Terhitung sudah sembilan tahun tim riset UGM yang tergabung dalam Word Mosquito Program (WMP) Yogyakarta mengembangkan teknologi wolbachia untuk menekan penyebaran penyakit demam berdarah. Penelitian yang dimulai dari tahun 2011 sebenarnya sudah membuahkan hasil. Setidaknya daerah yang menjadi lokasi riset penyebaran nyamuk berwolbachia di Daerah Istimewa Yogyakarta mampu menurunkan jumlah tingkat insidensi kasus demam berdarah. Namun begitu, penyebaran nyamuk wolbachia akan dihentikan apabila populasinya sudah mencapai sekitar 60 persen. Oleh karena itu, penyebaran nyamuk yang mengandung wolbachia akan terus dilakukan untuk mendapatkan hasil teknologi yang diharapkan memberikan manfaat bagi masyarakat.
Demikian yang mengemuka dalam webinar Festival Inovasi Wolbachia: Inovasi untuk Kemanusiaan yang berlangsung pada hari Rabu (12/8). Seminar virtual yang diselenggarakan WMP Yogyakarta ini menghadirkan dua orang anggota penelitinya yakni Dr. Warsito Tantowijoyo dan Eggi Arguni, Ph.D.
Dr. Warsito Tantowijoyo mengatakan nyamuk aedes aegypti yang dikenal sebagai vektor pembawa virus dengue apabila di dalam tubuhnya mengandung bakteri wobcahia maka tidak akan mampu menularkan virus dengue ke manusia. Sebab, wolbachia akan menahan replikasi virus dengue di dalam tubuh nyamuk. “Memang tidak nampak ada perubahan pada nyamuk, namun virus dengue tidak bisa berkembang karena wolbachia memblokade proses replikasi,” kata pakar entomolog ini.
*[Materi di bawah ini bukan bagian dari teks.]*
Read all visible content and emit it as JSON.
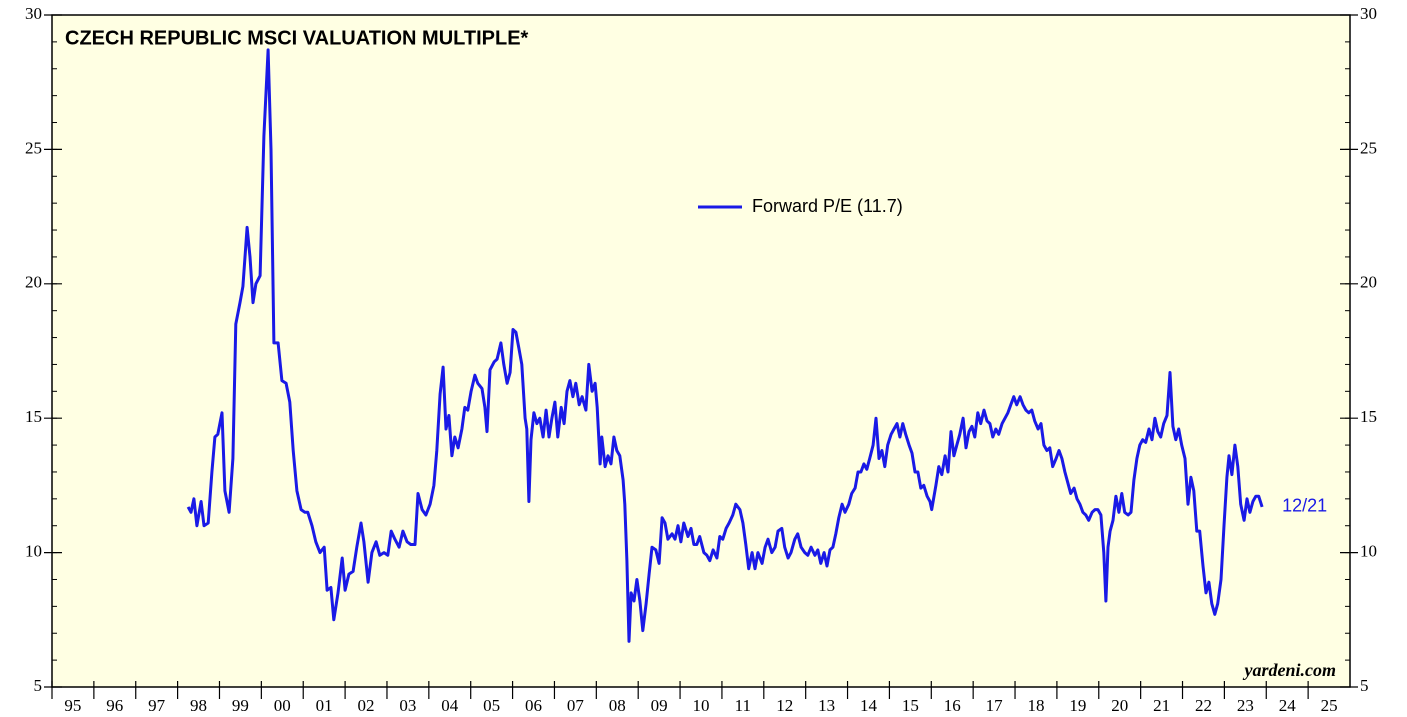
{
  "chart_data": {
    "type": "line",
    "title": "CZECH REPUBLIC MSCI VALUATION MULTIPLE*",
    "annotation": "12/21",
    "watermark": "yardeni.com",
    "xlim": [
      1995,
      2026
    ],
    "xticks": [
      {
        "value": 1995,
        "label": "95"
      },
      {
        "value": 1996,
        "label": "96"
      },
      {
        "value": 1997,
        "label": "97"
      },
      {
        "value": 1998,
        "label": "98"
      },
      {
        "value": 1999,
        "label": "99"
      },
      {
        "value": 2000,
        "label": "00"
      },
      {
        "value": 2001,
        "label": "01"
      },
      {
        "value": 2002,
        "label": "02"
      },
      {
        "value": 2003,
        "label": "03"
      },
      {
        "value": 2004,
        "label": "04"
      },
      {
        "value": 2005,
        "label": "05"
      },
      {
        "value": 2006,
        "label": "06"
      },
      {
        "value": 2007,
        "label": "07"
      },
      {
        "value": 2008,
        "label": "08"
      },
      {
        "value": 2009,
        "label": "09"
      },
      {
        "value": 2010,
        "label": "10"
      },
      {
        "value": 2011,
        "label": "11"
      },
      {
        "value": 2012,
        "label": "12"
      },
      {
        "value": 2013,
        "label": "13"
      },
      {
        "value": 2014,
        "label": "14"
      },
      {
        "value": 2015,
        "label": "15"
      },
      {
        "value": 2016,
        "label": "16"
      },
      {
        "value": 2017,
        "label": "17"
      },
      {
        "value": 2018,
        "label": "18"
      },
      {
        "value": 2019,
        "label": "19"
      },
      {
        "value": 2020,
        "label": "20"
      },
      {
        "value": 2021,
        "label": "21"
      },
      {
        "value": 2022,
        "label": "22"
      },
      {
        "value": 2023,
        "label": "23"
      },
      {
        "value": 2024,
        "label": "24"
      },
      {
        "value": 2025,
        "label": "25"
      }
    ],
    "ylim": [
      5,
      30
    ],
    "yticks": [
      5,
      10,
      15,
      20,
      25,
      30
    ],
    "y2lim": [
      5,
      30
    ],
    "y2ticks": [
      5,
      10,
      15,
      20,
      25,
      30
    ],
    "series": [
      {
        "name": "Forward P/E (11.7)",
        "color": "#1a1ae6",
        "x": [
          1998.25,
          1998.32,
          1998.39,
          1998.46,
          1998.56,
          1998.63,
          1998.73,
          1998.82,
          1998.89,
          1998.96,
          1999.06,
          1999.13,
          1999.23,
          1999.32,
          1999.39,
          1999.49,
          1999.56,
          1999.66,
          1999.73,
          1999.8,
          1999.87,
          1999.97,
          2000.06,
          2000.16,
          2000.23,
          2000.3,
          2000.4,
          2000.49,
          2000.59,
          2000.68,
          2000.76,
          2000.85,
          2000.95,
          2001.04,
          2001.11,
          2001.21,
          2001.3,
          2001.4,
          2001.5,
          2001.57,
          2001.66,
          2001.73,
          2001.83,
          2001.93,
          2002.0,
          2002.09,
          2002.19,
          2002.28,
          2002.38,
          2002.45,
          2002.55,
          2002.64,
          2002.74,
          2002.83,
          2002.93,
          2003.02,
          2003.1,
          2003.19,
          2003.29,
          2003.38,
          2003.48,
          2003.57,
          2003.67,
          2003.74,
          2003.84,
          2003.93,
          2004.03,
          2004.12,
          2004.19,
          2004.27,
          2004.34,
          2004.41,
          2004.48,
          2004.55,
          2004.62,
          2004.7,
          2004.79,
          2004.86,
          2004.93,
          2005.01,
          2005.1,
          2005.17,
          2005.27,
          2005.34,
          2005.39,
          2005.46,
          2005.56,
          2005.63,
          2005.72,
          2005.79,
          2005.87,
          2005.94,
          2006.01,
          2006.08,
          2006.15,
          2006.22,
          2006.3,
          2006.34,
          2006.39,
          2006.44,
          2006.51,
          2006.58,
          2006.65,
          2006.73,
          2006.8,
          2006.87,
          2006.94,
          2007.01,
          2007.08,
          2007.16,
          2007.23,
          2007.3,
          2007.37,
          2007.44,
          2007.51,
          2007.59,
          2007.66,
          2007.75,
          2007.82,
          2007.9,
          2007.97,
          2008.02,
          2008.09,
          2008.13,
          2008.21,
          2008.28,
          2008.35,
          2008.42,
          2008.49,
          2008.56,
          2008.64,
          2008.68,
          2008.73,
          2008.78,
          2008.83,
          2008.9,
          2008.97,
          2009.04,
          2009.11,
          2009.19,
          2009.26,
          2009.33,
          2009.42,
          2009.5,
          2009.57,
          2009.64,
          2009.71,
          2009.81,
          2009.88,
          2009.95,
          2010.02,
          2010.09,
          2010.19,
          2010.26,
          2010.33,
          2010.4,
          2010.47,
          2010.57,
          2010.64,
          2010.71,
          2010.79,
          2010.88,
          2010.95,
          2011.02,
          2011.1,
          2011.17,
          2011.26,
          2011.33,
          2011.43,
          2011.5,
          2011.57,
          2011.64,
          2011.72,
          2011.79,
          2011.86,
          2011.96,
          2012.03,
          2012.1,
          2012.19,
          2012.27,
          2012.34,
          2012.43,
          2012.5,
          2012.58,
          2012.65,
          2012.74,
          2012.81,
          2012.89,
          2012.98,
          2013.05,
          2013.13,
          2013.22,
          2013.29,
          2013.36,
          2013.44,
          2013.51,
          2013.58,
          2013.65,
          2013.72,
          2013.79,
          2013.87,
          2013.94,
          2014.03,
          2014.1,
          2014.18,
          2014.25,
          2014.32,
          2014.39,
          2014.46,
          2014.53,
          2014.61,
          2014.68,
          2014.75,
          2014.82,
          2014.89,
          2014.96,
          2015.04,
          2015.11,
          2015.18,
          2015.25,
          2015.32,
          2015.39,
          2015.47,
          2015.54,
          2015.61,
          2015.68,
          2015.75,
          2015.82,
          2015.9,
          2015.97,
          2016.01,
          2016.11,
          2016.18,
          2016.25,
          2016.33,
          2016.4,
          2016.47,
          2016.54,
          2016.61,
          2016.68,
          2016.76,
          2016.83,
          2016.9,
          2016.97,
          2017.04,
          2017.11,
          2017.18,
          2017.26,
          2017.33,
          2017.4,
          2017.47,
          2017.54,
          2017.61,
          2017.69,
          2017.76,
          2017.83,
          2017.9,
          2017.97,
          2018.04,
          2018.12,
          2018.19,
          2018.26,
          2018.33,
          2018.4,
          2018.47,
          2018.55,
          2018.62,
          2018.69,
          2018.76,
          2018.83,
          2018.9,
          2018.98,
          2019.05,
          2019.12,
          2019.19,
          2019.26,
          2019.33,
          2019.41,
          2019.48,
          2019.55,
          2019.62,
          2019.69,
          2019.76,
          2019.84,
          2019.91,
          2019.98,
          2020.05,
          2020.12,
          2020.17,
          2020.22,
          2020.27,
          2020.34,
          2020.41,
          2020.48,
          2020.55,
          2020.62,
          2020.7,
          2020.77,
          2020.84,
          2020.91,
          2020.98,
          2021.05,
          2021.12,
          2021.2,
          2021.27,
          2021.34,
          2021.41,
          2021.48,
          2021.55,
          2021.63,
          2021.7,
          2021.77,
          2021.84,
          2021.91,
          2021.98,
          2022.06,
          2022.13,
          2022.2,
          2022.27,
          2022.34,
          2022.41,
          2022.49,
          2022.56,
          2022.63,
          2022.7,
          2022.77,
          2022.84,
          2022.92,
          2022.99,
          2023.06,
          2023.11,
          2023.18,
          2023.25,
          2023.32,
          2023.39,
          2023.47,
          2023.54,
          2023.61,
          2023.68,
          2023.75,
          2023.82,
          2023.9
        ],
        "values": [
          11.7,
          11.5,
          12.0,
          11.0,
          11.9,
          11.0,
          11.1,
          13.0,
          14.3,
          14.4,
          15.2,
          12.3,
          11.5,
          13.5,
          18.5,
          19.3,
          19.9,
          22.1,
          21.0,
          19.3,
          20.0,
          20.3,
          25.5,
          28.7,
          25.0,
          17.8,
          17.8,
          16.4,
          16.3,
          15.6,
          13.8,
          12.3,
          11.6,
          11.5,
          11.5,
          11.0,
          10.4,
          10.0,
          10.2,
          8.6,
          8.7,
          7.5,
          8.5,
          9.8,
          8.6,
          9.2,
          9.3,
          10.2,
          11.1,
          10.4,
          8.9,
          10.0,
          10.4,
          9.9,
          10.0,
          9.9,
          10.8,
          10.5,
          10.2,
          10.8,
          10.4,
          10.3,
          10.3,
          12.2,
          11.6,
          11.4,
          11.8,
          12.5,
          13.8,
          15.9,
          16.9,
          14.6,
          15.1,
          13.6,
          14.3,
          13.9,
          14.6,
          15.4,
          15.3,
          16.0,
          16.6,
          16.3,
          16.1,
          15.4,
          14.5,
          16.8,
          17.1,
          17.2,
          17.8,
          17.0,
          16.3,
          16.7,
          18.3,
          18.2,
          17.6,
          17.0,
          15.0,
          14.6,
          11.9,
          14.2,
          15.2,
          14.8,
          15.0,
          14.3,
          15.3,
          14.3,
          15.0,
          15.6,
          14.3,
          15.4,
          14.8,
          16.0,
          16.4,
          15.8,
          16.3,
          15.5,
          15.8,
          15.3,
          17.0,
          16.0,
          16.3,
          15.4,
          13.3,
          14.3,
          13.2,
          13.6,
          13.3,
          14.3,
          13.8,
          13.6,
          12.7,
          11.8,
          9.7,
          6.7,
          8.5,
          8.2,
          9.0,
          8.2,
          7.1,
          8.1,
          9.2,
          10.2,
          10.1,
          9.6,
          11.3,
          11.1,
          10.5,
          10.7,
          10.5,
          11.0,
          10.4,
          11.1,
          10.6,
          10.9,
          10.3,
          10.3,
          10.6,
          10.0,
          9.9,
          9.7,
          10.1,
          9.8,
          10.6,
          10.5,
          10.9,
          11.1,
          11.4,
          11.8,
          11.6,
          11.1,
          10.3,
          9.4,
          10.0,
          9.4,
          10.0,
          9.6,
          10.2,
          10.5,
          10.0,
          10.2,
          10.8,
          10.9,
          10.2,
          9.8,
          10.0,
          10.5,
          10.7,
          10.2,
          10.0,
          9.9,
          10.2,
          9.9,
          10.1,
          9.6,
          10.0,
          9.5,
          10.1,
          10.2,
          10.7,
          11.3,
          11.8,
          11.5,
          11.8,
          12.2,
          12.4,
          13.0,
          13.0,
          13.3,
          13.1,
          13.5,
          14.0,
          15.0,
          13.5,
          13.8,
          13.2,
          14.0,
          14.4,
          14.6,
          14.8,
          14.3,
          14.8,
          14.4,
          14.0,
          13.7,
          13.0,
          13.0,
          12.4,
          12.5,
          12.1,
          11.9,
          11.6,
          12.5,
          13.2,
          12.9,
          13.6,
          13.0,
          14.5,
          13.6,
          14.0,
          14.4,
          15.0,
          13.9,
          14.5,
          14.7,
          14.3,
          15.2,
          14.8,
          15.3,
          14.9,
          14.8,
          14.3,
          14.6,
          14.4,
          14.8,
          15.0,
          15.2,
          15.5,
          15.8,
          15.5,
          15.8,
          15.5,
          15.3,
          15.2,
          15.3,
          14.9,
          14.6,
          14.8,
          14.0,
          13.8,
          13.9,
          13.2,
          13.5,
          13.8,
          13.5,
          13.0,
          12.6,
          12.2,
          12.4,
          12.0,
          11.8,
          11.5,
          11.4,
          11.2,
          11.5,
          11.6,
          11.6,
          11.4,
          10.0,
          8.2,
          10.2,
          10.8,
          11.2,
          12.1,
          11.5,
          12.2,
          11.5,
          11.4,
          11.5,
          12.7,
          13.5,
          14.0,
          14.2,
          14.1,
          14.6,
          14.2,
          15.0,
          14.5,
          14.3,
          14.8,
          15.1,
          16.7,
          14.7,
          14.2,
          14.6,
          14.0,
          13.5,
          11.8,
          12.8,
          12.3,
          10.8,
          10.8,
          9.5,
          8.5,
          8.9,
          8.1,
          7.7,
          8.1,
          9.0,
          11.0,
          12.8,
          13.6,
          12.9,
          14.0,
          13.2,
          11.8,
          11.2,
          12.0,
          11.5,
          11.9,
          12.1,
          12.1,
          11.7
        ]
      }
    ]
  }
}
Tidak hanya menahan laju replikasi, bahkan dengan adanya wolbachia dalam tubuh nyamuk akan menyebabkan jumlah virus dengue pun menjadi sedikit. “Potensinya untuk menulari dengue jadi sangat rendah,” paparnya.
Warsito menuturkan penelitian yang dilakukan sejak 2011 yang dimulai dari dusun Kronggahan Sleman ini dilanjutkan di beberapa kecamatan di Kota Yogyakarta dan telah menunjukkan perkembangan yang cukup signifikan. Meski awalnya pihaknya kesulitan dalam menyosialisasikan program ini ke masyarakat karena dianggap menyebarkan penyakit demam berdarah dengan melepas nyamuk di sekitar rumah mereka. “Bukan sesuatu yang mudah, bahkan dianggap kontradiktif, di satu sisi selama ini ada program pengendalian nyamuk dan kita malah menyebarkan,” katanya.
Menurutnya, di awal riset ini mereka banyak melakukan pekerjaan di laboratorium dengan mengembangkan populasi nyamuk yang mengandung wolbachia. Selanjutnya populasi nyamuk berwolbachia disebarkan di setiap rumah penduduk. Meski populasinya belum mampu memengaruhi total nyamuk yang ada, namun ia berkeyakinan jumlah nyamuk wolbachia baik jantan dan betina akan terus bertambah karena akan berkembang biak terus di alam liar. “Kita akan hentikan penyebarannya jika keturunan wolbachia sudah mencapai 60 persen dari total populasi nyamuk di suatu tempat,” katanya.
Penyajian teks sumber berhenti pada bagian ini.